Inside Forever Stamp Store’s: An intriguing lesson in postal history origami
The Feb. 14 issue of Forever Stamp Store’s Stamp News just landed on the presses and goes in the mail to subscribers Monday, Jan. 31. And if you subscribe to Forever Stamp Store’s digital edition, you’re at the head of the line with early access Saturday, Jan. 29. While you wait for your issue to arrive in your mailbox, enjoy these three quick glimpses of exclusive content available only to subscribers.
An intriguing lesson in postal history origami
If you look carefully at the strange cover shown here, you will see that the sprayed-on postmark was applied after the cover was folded during postal processing. The cover also was torn in two. As Wayne Youngblood explains in The Odd Lot, it took a bit of detective work to figure out how the two pieces were eventually delivered to him in Wisconsin. He carefully examines each of the pieces and gets closer to a solution. “But I still had questions,” Youngblood writes. “How did this happen and why? Also, both halves had a diagonal crease running through the address area. It didn’t take long to figure these things out, but to do so required some understanding of modern mail handling.” Youngblood reveals the answers in this engaging read.
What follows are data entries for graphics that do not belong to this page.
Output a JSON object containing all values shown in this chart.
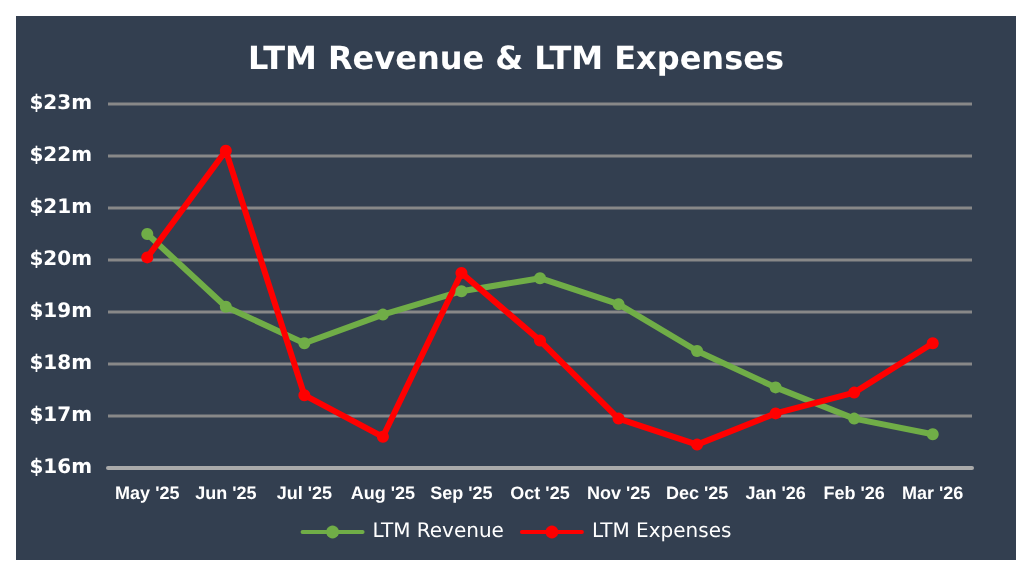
{
  "chart_data": {
    "type": "line",
    "title": "LTM Revenue & LTM Expenses",
    "categories": [
      "May '25",
      "Jun '25",
      "Jul '25",
      "Aug '25",
      "Sep '25",
      "Oct '25",
      "Nov '25",
      "Dec '25",
      "Jan '26",
      "Feb '26",
      "Mar '26"
    ],
    "series": [
      {
        "name": "LTM Revenue",
        "color": "#70ad47",
        "values": [
          20.5,
          19.1,
          18.4,
          18.95,
          19.4,
          19.65,
          19.15,
          18.25,
          17.55,
          16.95,
          16.65
        ]
      },
      {
        "name": "LTM Expenses",
        "color": "#ff0000",
        "values": [
          20.05,
          22.1,
          17.4,
          16.6,
          19.75,
          18.45,
          16.95,
          16.45,
          17.05,
          17.45,
          18.4
        ]
      }
    ],
    "ylim": [
      16,
      23
    ],
    "yticks": [
      {
        "value": 16,
        "label": "$16m"
      },
      {
        "value": 17,
        "label": "$17m"
      },
      {
        "value": 18,
        "label": "$18m"
      },
      {
        "value": 19,
        "label": "$19m"
      },
      {
        "value": 20,
        "label": "$20m"
      },
      {
        "value": 21,
        "label": "$21m"
      },
      {
        "value": 22,
        "label": "$22m"
      },
      {
        "value": 23,
        "label": "$23m"
      }
    ],
    "grid": "y",
    "legend": "bottom",
    "marker": "circle",
    "line_style": "solid"
  }
}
Underpaid U.S. postcards during 1925-28 rate period
“From April 15, 1925, until June 30, 1928, the rate for postcards went up to 2¢, while that for postal cards remained at 1¢. As one might expect, people who mailed postcards during this period might not have been aware of these temporary new rates. In such cases, they might underpay the new 2¢ postcard rate,” writes Tony Wawrukiewicz in Modern U.S. Mail. To emphasize his point, he discusses and illustrates two postcards, both mailed in 1925, that were underpaid by ½¢ and 1¢, respectively. In both cases, as Wawrukiewicz explains, the postage deficiency was paid by the addressee. Read the column to learn why.
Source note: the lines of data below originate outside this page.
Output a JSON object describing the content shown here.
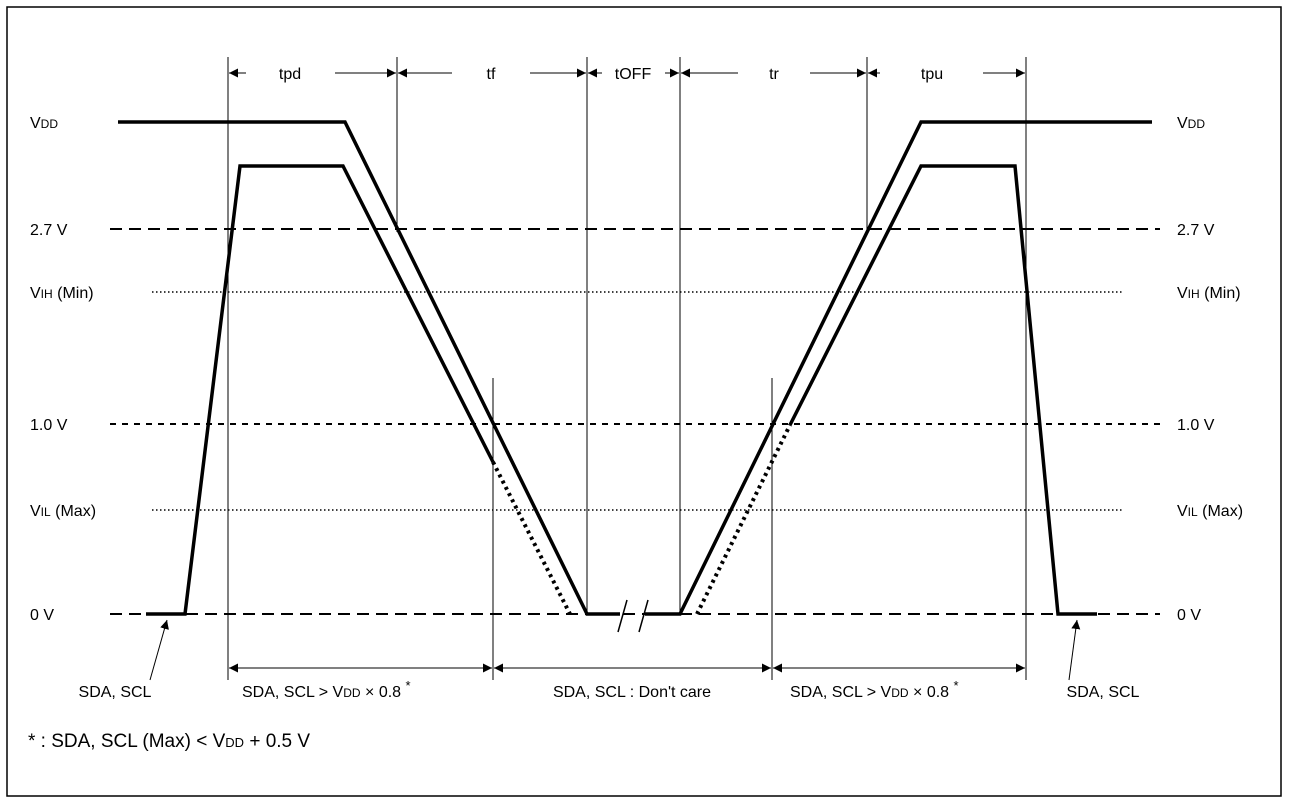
{
  "levels": {
    "vdd_main": "V",
    "vdd_sub": "DD",
    "v27": "2.7 V",
    "vih_main": "V",
    "vih_sub": "IH",
    "vih_tail": " (Min)",
    "v10": "1.0 V",
    "vil_main": "V",
    "vil_sub": "IL",
    "vil_tail": " (Max)",
    "v0": "0 V"
  },
  "timing": {
    "tpd": "tpd",
    "tf": "tf",
    "toff": "tOFF",
    "tr": "tr",
    "tpu": "tpu"
  },
  "bottom": {
    "sda_scl": "SDA, SCL",
    "cond_prefix": "SDA, SCL > V",
    "cond_sub": "DD",
    "cond_suffix": " × 0.8 ",
    "asterisk": "*",
    "dont_care": "SDA, SCL : Don't care"
  },
  "footnote": {
    "prefix": "* : SDA, SCL (Max) < V",
    "sub": "DD",
    "suffix": " + 0.5 V"
  }
}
Kitchen Table Philately: mint U.S. commemorative stamps
In each weekly issue of Forever Stamp Store’s, either E. Rawolik VI or E. Rawolik VII dissects the contents of a stamp mixture offered to collectors. E. Rawolik is a pseudonym that is also the word “kiloware” (a stamp mixture) spelled backward. This week, E. Rawolik VI finds mucPostal Stampsh to like in a mixture of mint U.S. commemorative stamps. The 105 stamps in the reviewed sample fell under 81 different Scott catalog numbers because there were eight se-tenant blocks of four. One of the multiples that captured Rawolik’s attention was a block of four 1978 13¢ American Folk Art Quilts stamps (Scott 1748a). There’s much more in Rawolik’s upbeat review that you won’t want to miss. Enjoy the entire column in this week’s issue.